Além de seres ecodependentes, somos seres interdependentes. Nós, seres humanos, habitamos corpos vulneráveis que precisam de cuidados. Estes têm sido sustentados, de forma remunerada ou não, principalmente por mulheres. O avanço nos direitos e liberdades das mulheres do Norte global não pode ser sustentado nos corpos das mulheres precarizadas do Sul global. Os cuidados são uma tarefa básica, cabe valorizá-los e reparti-los. Colocar a vida no centro é impulsionar uma cultura que promova vidas dignas de serem vividas dentro dos limites ecológicos, que aposte na não violência para a resolução de conflitos e que enfatize a cooperação sobre a competição.

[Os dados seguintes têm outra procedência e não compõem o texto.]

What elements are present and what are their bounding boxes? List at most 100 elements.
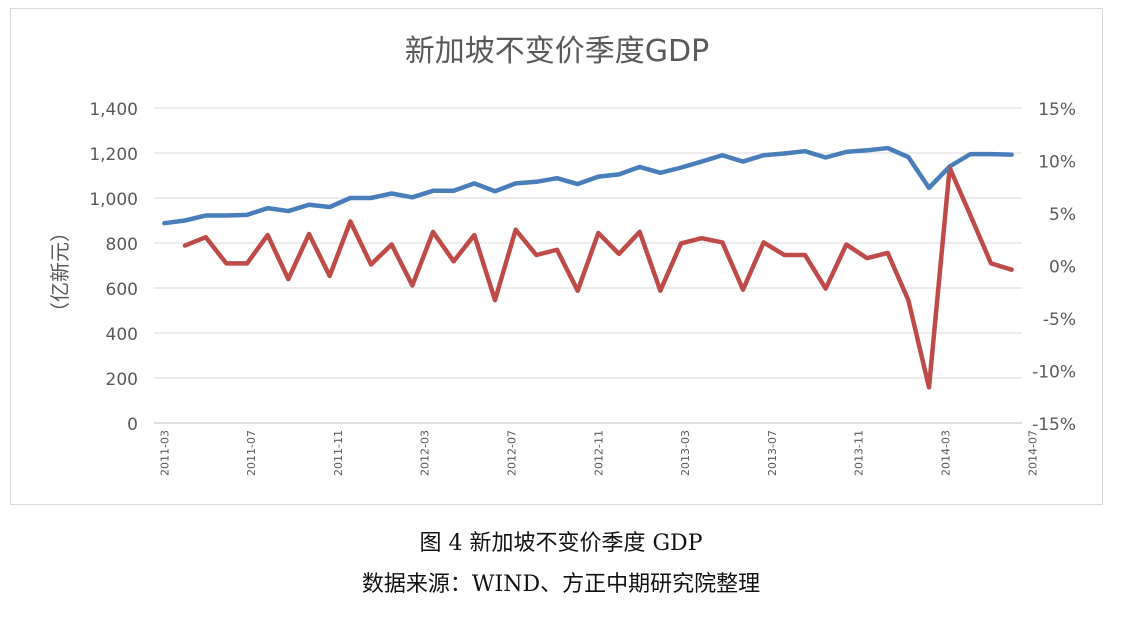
growth-point — [286, 277, 290, 281]
y2-tick-label: -5% — [1043, 310, 1076, 330]
y-tick-label: 1,000 — [89, 190, 138, 210]
growth-point — [741, 288, 745, 292]
growth-point — [658, 289, 662, 293]
y-axis-label: （亿新元） — [48, 222, 72, 322]
gdp-point — [431, 189, 435, 193]
gdp-point — [162, 221, 166, 225]
gdp-point — [865, 148, 869, 152]
gdp-point — [534, 180, 538, 184]
growth-point — [245, 261, 249, 265]
growth-point — [1010, 268, 1014, 272]
growth-point — [720, 240, 724, 244]
x-tick-label: 2013-11 — [853, 430, 866, 476]
right-axis-ticks: -15% -10% -5% 0% 5% 10% 15% — [1032, 100, 1076, 435]
chart-frame: 新加坡不变价季度GDP （亿新元） 0 200 400 600 800 1,000 1,20… — [10, 8, 1103, 505]
y-tick-label: 800 — [106, 235, 138, 255]
growth-point — [968, 213, 972, 217]
gdp-point — [307, 203, 311, 207]
gdp-point — [286, 209, 290, 213]
gdp-point — [762, 153, 766, 157]
gdp-point — [782, 151, 786, 155]
data-points — [162, 146, 1014, 389]
y2-tick-label: 10% — [1038, 153, 1076, 173]
gdp-point — [472, 181, 476, 185]
growth-series-line — [182, 165, 1014, 390]
gdp-point — [927, 186, 931, 190]
growth-point — [555, 248, 559, 252]
y-tick-label: 1,200 — [89, 145, 138, 165]
y2-tick-label: 15% — [1038, 100, 1076, 120]
y-tick-label: 400 — [106, 325, 138, 345]
gdp-point — [741, 160, 745, 164]
gdp-point — [493, 189, 497, 193]
growth-point — [782, 253, 786, 257]
gdp-point — [348, 196, 352, 200]
gdp-point — [555, 176, 559, 180]
growth-point — [803, 253, 807, 257]
gdp-series-line — [162, 145, 1014, 226]
y-tick-label: 200 — [106, 370, 138, 390]
gdp-point — [803, 149, 807, 153]
source-caption: 数据来源：WIND、方正中期研究院整理 — [361, 572, 761, 597]
gdp-point — [452, 189, 456, 193]
gdp-chart: 新加坡不变价季度GDP （亿新元） 0 200 400 600 800 1,000 1,20… — [48, 34, 1076, 476]
x-tick-label: 2011-11 — [332, 430, 345, 476]
growth-point — [617, 252, 621, 256]
gdp-point — [576, 182, 580, 186]
growth-point — [679, 241, 683, 245]
gdp-point — [968, 152, 972, 156]
gdp-point — [183, 219, 187, 222]
x-tick-label: 2012-07 — [506, 430, 519, 476]
growth-point — [452, 259, 456, 263]
growth-point — [638, 230, 642, 234]
x-axis-ticks: 2011-03 2011-07 2011-11 2012-03 2012-07 2012-… — [158, 430, 1039, 476]
gdp-point — [266, 206, 270, 210]
growth-point — [224, 261, 228, 265]
growth-point — [865, 256, 869, 260]
gdp-point — [204, 214, 208, 218]
y2-tick-label: -10% — [1032, 363, 1076, 383]
growth-point — [906, 298, 910, 302]
growth-point — [700, 236, 704, 240]
growth-point — [369, 262, 373, 266]
figure-caption: 图 4 新加坡不变价季度 GDP — [419, 531, 703, 556]
gdp-point — [844, 150, 848, 154]
x-tick-label: 2013-03 — [679, 430, 692, 476]
growth-point — [472, 233, 476, 237]
growth-point — [596, 231, 600, 235]
chart-title: 新加坡不变价季度GDP — [405, 34, 709, 69]
gdp-point — [638, 165, 642, 169]
gdp-point — [596, 175, 600, 179]
gdp-point — [658, 171, 662, 175]
gdp-point — [328, 205, 332, 209]
y-tick-label: 600 — [106, 280, 138, 300]
growth-point — [307, 232, 311, 236]
gridlines — [154, 107, 1022, 424]
growth-point — [927, 385, 931, 389]
growth-point — [183, 244, 187, 248]
growth-point — [844, 243, 848, 246]
gdp-point — [617, 172, 621, 176]
y-tick-label: 0 — [127, 415, 138, 435]
x-tick-label: 2014-03 — [940, 430, 953, 476]
x-tick-label: 2012-11 — [592, 430, 605, 476]
growth-point — [576, 289, 580, 293]
gdp-point — [989, 152, 993, 156]
gdp-point — [245, 213, 249, 217]
gdp-point — [886, 146, 890, 150]
x-tick-label: 2014-07 — [1026, 430, 1039, 476]
growth-point — [266, 233, 270, 237]
growth-point — [948, 166, 952, 170]
growth-point — [762, 240, 766, 244]
gdp-point — [700, 160, 704, 164]
gdp-point — [720, 153, 724, 157]
growth-point — [514, 228, 518, 232]
gdp-point — [1010, 153, 1014, 157]
gdp-point — [824, 156, 828, 159]
gdp-point — [906, 155, 910, 159]
gdp-point — [679, 166, 683, 170]
gdp-point — [224, 214, 228, 218]
growth-point — [534, 253, 538, 257]
x-tick-label: 2012-03 — [419, 430, 432, 476]
growth-point — [431, 230, 435, 234]
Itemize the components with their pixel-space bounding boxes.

Não podemos fazer a mudança de paradigma sem as outras pessoas, primeiro porque não conhecemos todas as respostas, sensibilidades, reflexões, vivências e lutas que cada pessoa e coletivo tem ou experimenta, e segundo porque quanto mais pessoas se somarem a esta mudança, mais perto estaremos de alcançá-la. Propomos a participação acrescentando uma nova ideia que impulsione esta guinada e enriqueça esta Nova Cultura da Terra.
Talvez se possa pensar que os manifestos estão fora de moda, mas precisamos tornar explícitos os pressupostos essenciais de uma nova cultura. Em tempos de saturação, de estresse e esgotamento, é necessário parar e organizar ideias, alternativas e estruturas para podermos ser estratégicos e, sobretudo, vermos uma saída.